Saturday, December 7, 2013

"Born Yesterday" at the Guthrie Theater

The 1946 Broadway play Born Yesterday was adapted into a 1950 movie that has become a classic. True to form, I've never seen it, so I had the great pleasure of experiencing it for the first time on stage, with no expectations or comparisons. I absolutely loved it and now understand why it's such a classic. Smartly written by Garson Kanin, funny, taking serious digs at the corruption of politics that is more true today than it ever has been, and featuring some classic characters, it's a beautiful piece of theater expertly brought to life by the Guthrie and this perfectly cast ensemble of actors.

If, like me, you've never seen the movie, here's a brief plot summary. Harry Brock, a very wealthy and corrupt "business man" (he's a "junk dealer," which I think means he buys and sells scrap metal and such), moves into a hotel in Washington DC in order to buy a senator or two to make things go his way. His entourage includes his mistress, former chorus girl Billie, his lawyer Ed, and his personal assistant/cousin/bartender/body guard Eddie. Harry is worried that Billie's unsophisticated ways will be a hindrance while he's trying to schmooze the senator, so he hires journalist Paul to educate her. The plan backfires on him when Billie proves to be much smarter than he thinks and falls in love with learning. She is no longer willing to go along with his schemes (he's signed much of his property over to her on the advice of his lawyer) and along with Paul, devises a way to get out from under his thumb.

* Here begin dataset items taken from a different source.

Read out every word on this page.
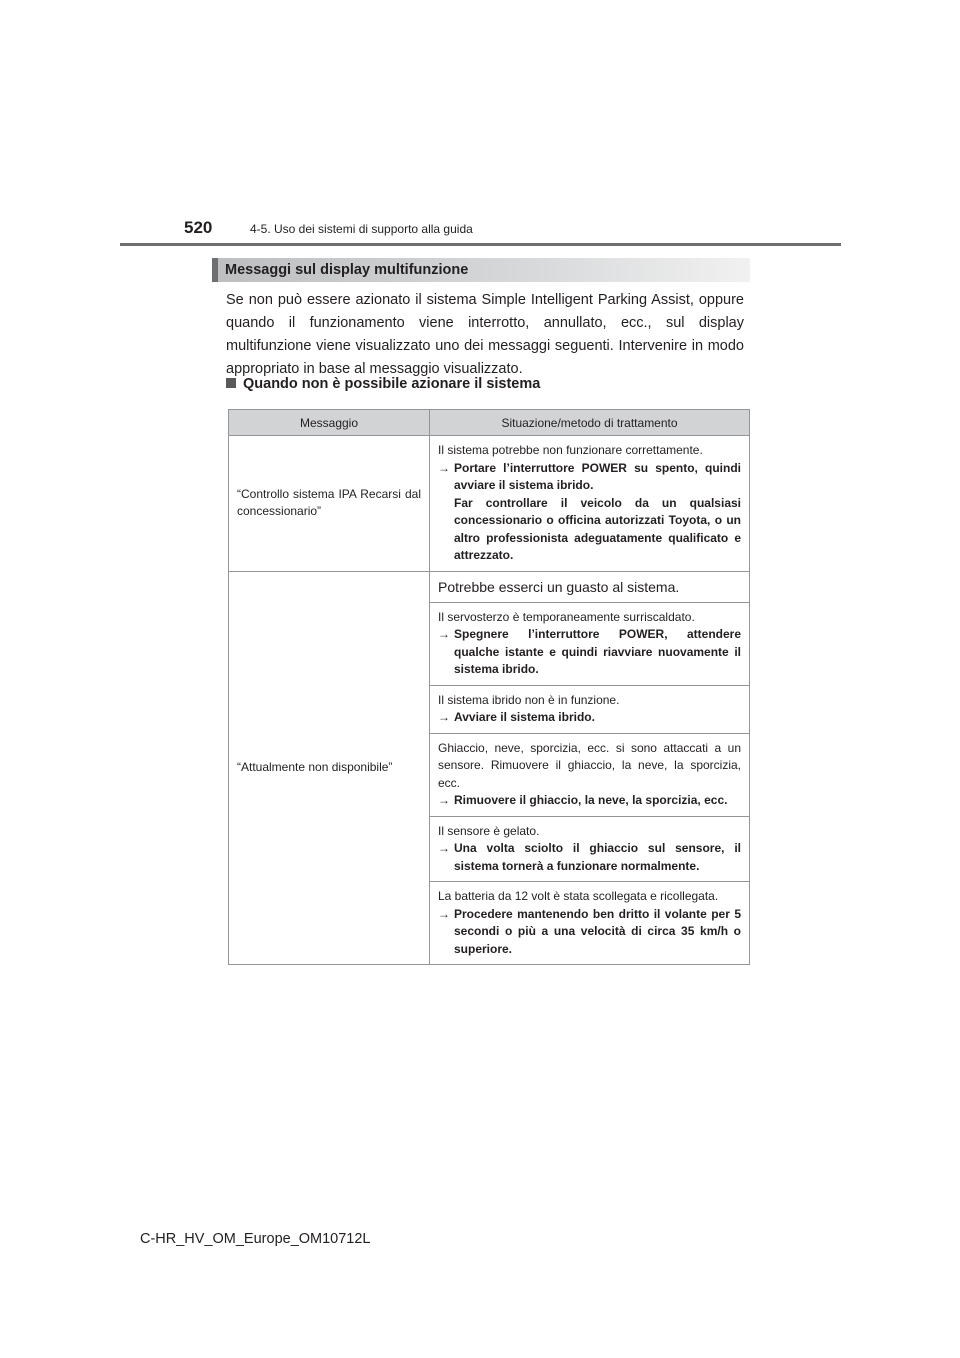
520	4-5. Uso dei sistemi di supporto alla guida
Messaggi sul display multifunzione
Se non può essere azionato il sistema Simple Intelligent Parking Assist, oppure quando il funzionamento viene interrotto, annullato, ecc., sul display multifunzione viene visualizzato uno dei messaggi seguenti. Intervenire in modo appropriato in base al messaggio visualizzato.
Quando non è possibile azionare il sistema
Messaggio	Situazione/metodo di trattamento

“Controllo sistema IPA Recarsi dal concessionario”	Il sistema potrebbe non funzionare correttamente.
→ Portare l’interruttore POWER su spento, quindi avviare il sistema ibrido.
Far controllare il veicolo da un qualsiasi concessionario o officina autorizzati Toyota, o un altro professionista adeguatamente qualificato e attrezzato.

“Attualmente non disponibile”	Potrebbe esserci un guasto al sistema.

	Il servosterzo è temporaneamente surriscaldato.
→ Spegnere l’interruttore POWER, attendere qualche istante e quindi riavviare nuovamente il sistema ibrido.

	Il sistema ibrido non è in funzione.
→ Avviare il sistema ibrido.

	Ghiaccio, neve, sporcizia, ecc. si sono attaccati a un sensore. Rimuovere il ghiaccio, la neve, la sporcizia, ecc.
→ Rimuovere il ghiaccio, la neve, la sporcizia, ecc.

	Il sensore è gelato.
→ Una volta sciolto il ghiaccio sul sensore, il sistema tornerà a funzionare normalmente.

	La batteria da 12 volt è stata scollegata e ricollegata.
→ Procedere mantenendo ben dritto il volante per 5 secondi o più a una velocità di circa 35 km/h o superiore.
C-HR_HV_OM_Europe_OM10712L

Judy Holliday originated the role of Billie on Broadway and won an Oscar for reprising the role in the movie. I hear that her performance is iconic, but since I've never seen it, I was able to enjoy Guthrie newcomer Alexis Brokovic's brilliant performance without comparison. She's an absolute joy to watch in every moment - her voice, the way she moves around the stage, the perfect looks and line delivery, the way she sorts her cards during an intense game of gin rummy. She makes Billie an incredibly sympathetic and real character as we witness her growth from a woman who's told daily that she's dumb to a woman who sees her own worth and realizes that she deserves, and desires, a better life that this empty one she's been living. At one point Harry laments, "All this trouble just because some dame read a book." Exactly. Born Yesterday is about a woman realizing her own power, and claiming it, through knowledge.

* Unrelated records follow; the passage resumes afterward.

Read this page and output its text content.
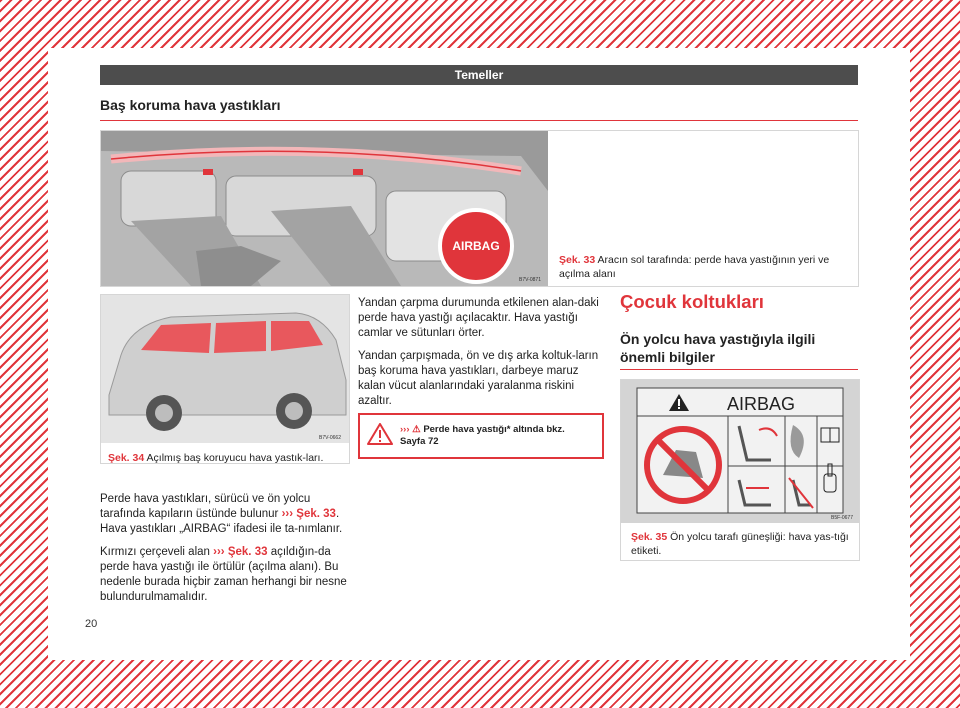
Temeller
Baş koruma hava yastıkları
AIRBAG
B7V-0871
Şek. 33 Aracın sol tarafında: perde hava yastığının yeri ve açılma alanı
B7V-0662
Şek. 34 Açılmış baş koruyucu hava yastık-ları.

Perde hava yastıkları, sürücü ve ön yolcu tarafında kapıların üstünde bulunur ››› Şek. 33. Hava yastıkları „AIRBAG“ ifadesi ile ta-nımlanır.

Kırmızı çerçeveli alan ››› Şek. 33 açıldığın-da perde hava yastığı ile örtülür (açılma alanı). Bu nedenle burada hiçbir zaman herhangi bir nesne bulundurulmamalıdır.

Yandan çarpma durumunda etkilenen alan-daki perde hava yastığı açılacaktır. Hava yastığı camlar ve sütunları örter.

Yandan çarpışmada, ön ve dış arka koltuk-ların baş koruma hava yastıkları, darbeye maruz kalan vücut alanlarındaki yaralanma riskini azaltır.

››› ⚠ Perde hava yastığı* altında bkz.
Sayfa 72
Çocuk koltukları
Ön yolcu hava yastığıyla ilgili önemli bilgiler
AIRBAG
B5F-0677
Şek. 35 Ön yolcu tarafı güneşliği: hava yas-tığı etiketi.
20
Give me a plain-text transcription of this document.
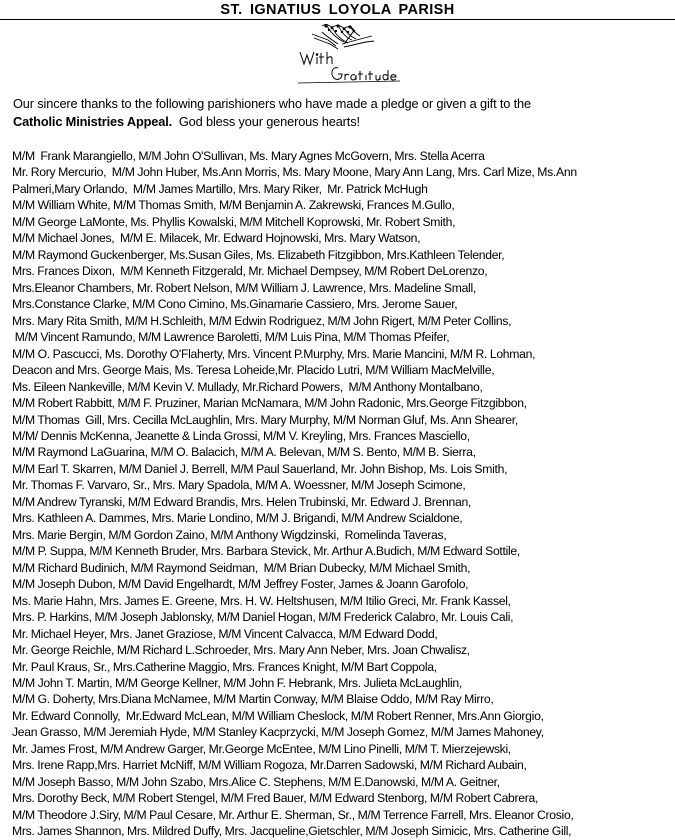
ST. IGNATIUS LOYOLA PARISH
Our sincere thanks to the following parishioners who have made a pledge or given a gift to the
Catholic Ministries Appeal.  God bless your generous hearts!
M/M  Frank Marangiello, M/M John O'Sullivan, Ms. Mary Agnes McGovern, Mrs. Stella Acerra
Mr. Rory Mercurio,  M/M John Huber, Ms.Ann Morris, Ms. Mary Moone, Mary Ann Lang, Mrs. Carl Mize, Ms.Ann
Palmeri,Mary Orlando,  M/M James Martillo, Mrs. Mary Riker,  Mr. Patrick McHugh
M/M William White, M/M Thomas Smith, M/M Benjamin A. Zakrewski, Frances M.Gullo,
M/M George LaMonte, Ms. Phyllis Kowalski, M/M Mitchell Koprowski, Mr. Robert Smith,
M/M Michael Jones,  M/M E. Milacek, Mr. Edward Hojnowski, Mrs. Mary Watson,
M/M Raymond Guckenberger, Ms.Susan Giles, Ms. Elizabeth Fitzgibbon, Mrs.Kathleen Telender,
Mrs. Frances Dixon,  M/M Kenneth Fitzgerald, Mr. Michael Dempsey, M/M Robert DeLorenzo,
Mrs.Eleanor Chambers, Mr. Robert Nelson, M/M William J. Lawrence, Mrs. Madeline Small,
Mrs.Constance Clarke, M/M Cono Cimino, Ms.Ginamarie Cassiero, Mrs. Jerome Sauer,
Mrs. Mary Rita Smith, M/M H.Schleith, M/M Edwin Rodriguez, M/M John Rigert, M/M Peter Collins,
M/M Vincent Ramundo, M/M Lawrence Baroletti, M/M Luis Pina, M/M Thomas Pfeifer,
M/M O. Pascucci, Ms. Dorothy O'Flaherty, Mrs. Vincent P.Murphy, Mrs. Marie Mancini, M/M R. Lohman,
Deacon and Mrs. George Mais, Ms. Teresa Loheide,Mr. Placido Lutri, M/M William MacMelville,
Ms. Eileen Nankeville, M/M Kevin V. Mullady, Mr.Richard Powers,  M/M Anthony Montalbano,
M/M Robert Rabbitt, M/M F. Pruziner, Marian McNamara, M/M John Radonic, Mrs.George Fitzgibbon,
M/M Thomas  Gill, Mrs. Cecilla McLaughlin, Mrs. Mary Murphy, M/M Norman Gluf, Ms. Ann Shearer,
M/M/ Dennis McKenna, Jeanette & Linda Grossi, M/M V. Kreyling, Mrs. Frances Masciello,
M/M Raymond LaGuarina, M/M O. Balacich, M/M A. Belevan, M/M S. Bento, M/M B. Sierra,
M/M Earl T. Skarren, M/M Daniel J. Berrell, M/M Paul Sauerland, Mr. John Bishop, Ms. Lois Smith,
Mr. Thomas F. Varvaro, Sr., Mrs. Mary Spadola, M/M A. Woessner, M/M Joseph Scimone,
M/M Andrew Tyranski, M/M Edward Brandis, Mrs. Helen Trubinski, Mr. Edward J. Brennan,
Mrs. Kathleen A. Dammes, Mrs. Marie Londino, M/M J. Brigandi, M/M Andrew Scialdone,
Mrs. Marie Bergin, M/M Gordon Zaino, M/M Anthony Wigdzinski,  Romelinda Taveras,
M/M P. Suppa, M/M Kenneth Bruder, Mrs. Barbara Stevick, Mr. Arthur A.Budich, M/M Edward Sottile,
M/M Richard Budinich, M/M Raymond Seidman,  M/M Brian Dubecky, M/M Michael Smith,
M/M Joseph Dubon, M/M David Engelhardt, M/M Jeffrey Foster, James & Joann Garofolo,
Ms. Marie Hahn, Mrs. James E. Greene, Mrs. H. W. Heltshusen, M/M Itilio Greci, Mr. Frank Kassel,
Mrs. P. Harkins, M/M Joseph Jablonsky, M/M Daniel Hogan, M/M Frederick Calabro, Mr. Louis Cali,
Mr. Michael Heyer, Mrs. Janet Graziose, M/M Vincent Calvacca, M/M Edward Dodd,
Mr. George Reichle, M/M Richard L.Schroeder, Mrs. Mary Ann Neber, Mrs. Joan Chwalisz,
Mr. Paul Kraus, Sr., Mrs.Catherine Maggio, Mrs. Frances Knight, M/M Bart Coppola,
M/M John T. Martin, M/M George Kellner, M/M John F. Hebrank, Mrs. Julieta McLaughlin,
M/M G. Doherty, Mrs.Diana McNamee, M/M Martin Conway, M/M Blaise Oddo, M/M Ray Mirro,
Mr. Edward Connolly,  Mr.Edward McLean, M/M William Cheslock, M/M Robert Renner, Mrs.Ann Giorgio,
Jean Grasso, M/M Jeremiah Hyde, M/M Stanley Kacprzycki, M/M Joseph Gomez, M/M James Mahoney,
Mr. James Frost, M/M Andrew Garger, Mr.George McEntee, M/M Lino Pinelli, M/M T. Mierzejewski,
Mrs. Irene Rapp,Mrs. Harriet McNiff, M/M William Rogoza, Mr.Darren Sadowski, M/M Richard Aubain,
M/M Joseph Basso, M/M John Szabo, Mrs.Alice C. Stephens, M/M E.Danowski, M/M A. Geitner,
Mrs. Dorothy Beck, M/M Robert Stengel, M/M Fred Bauer, M/M Edward Stenborg, M/M Robert Cabrera,
M/M Theodore J.Siry, M/M Paul Cesare, Mr. Arthur E. Sherman, Sr., M/M Terrence Farrell, Mrs. Eleanor Crosio,
Mrs. James Shannon, Mrs. Mildred Duffy, Mrs. Jacqueline,Gietschler, M/M Joseph Simicic, Mrs. Catherine Gill,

Harry (Jeff Still), Paul (John Patrick Hayden),
and Billie (Alexis Bronkovic)
The rest of the cast (directed by John Miller-Stephany) does a wonderful job as well, each one as perfect for their role as Alexis is for Billie. Two more Guthrie newcomers fill the roles of Harry and Paul - Jeff Still is so good as the tough-talking and at times menacing Harry that I wanted to boo him at the curtain call (but since I'm a Minnesotan I didn't), and John Patrick Hayden is charming as Billie's teacher and friend who opens her world. Familiar faces fill out the rest of the cast - Mark Benninghofen shows us lawyer Ed's increasing disgust with himself and the things he does for Harry, and Zach Curtis hits the right note as Harry's man Eddie, who knows his place. I also like that they cast students in the U of M/Guthrie BFA program in non-speaking roles; the Guthrie has a great farm system and uses it well.

Walking into the Proscenium theater before the show, I had to pause several times on the stairs to take in the incredible set (designed by Todd Rosenthal). Looking every bit the opulent hotel suite (that costs $235 a night!), with a high ceiling and grand staircase leading to the bedrooms on the second floor, everything is round - the chandelier, the table, the stools, the centered doorknobs, the walls of the room, even the shape of the stage itself - mirroring the US Capitol seen through the windows.

As I've mentioned before, my season seat in the Guthie's Proscenium theater is in the front row (aka the cheap seats). I like to call it shoe level, because the stage is directly in front of my eyes. This is a great show to be sitting at shoe level. The period costumes (by Matthew J. LeFebvre) are stunning, especially Billie's wardrobe of about a half dozen outfits, each more gorgeous than the last. The men's clothes aren't too shabby either, from Harry's flashy and colorful suits to the more classic look of his lawyer.

Kanin was asked in the 80s why his play was so popular. He answered, "The reason was Watergate. When the play was written it was a fable, but after Watergate it became a documentary." It really is a brilliant play in a top-notch production by the Guthrie (playing now through January 5). I'll leave you with my favorite quote (of many):
To all the dumb chumps and all the crazy broads, past, present, and future, who thirst for knowledge and search for truth, who fight for justice and civilize each other, and make it so tough for sons of bitches like you.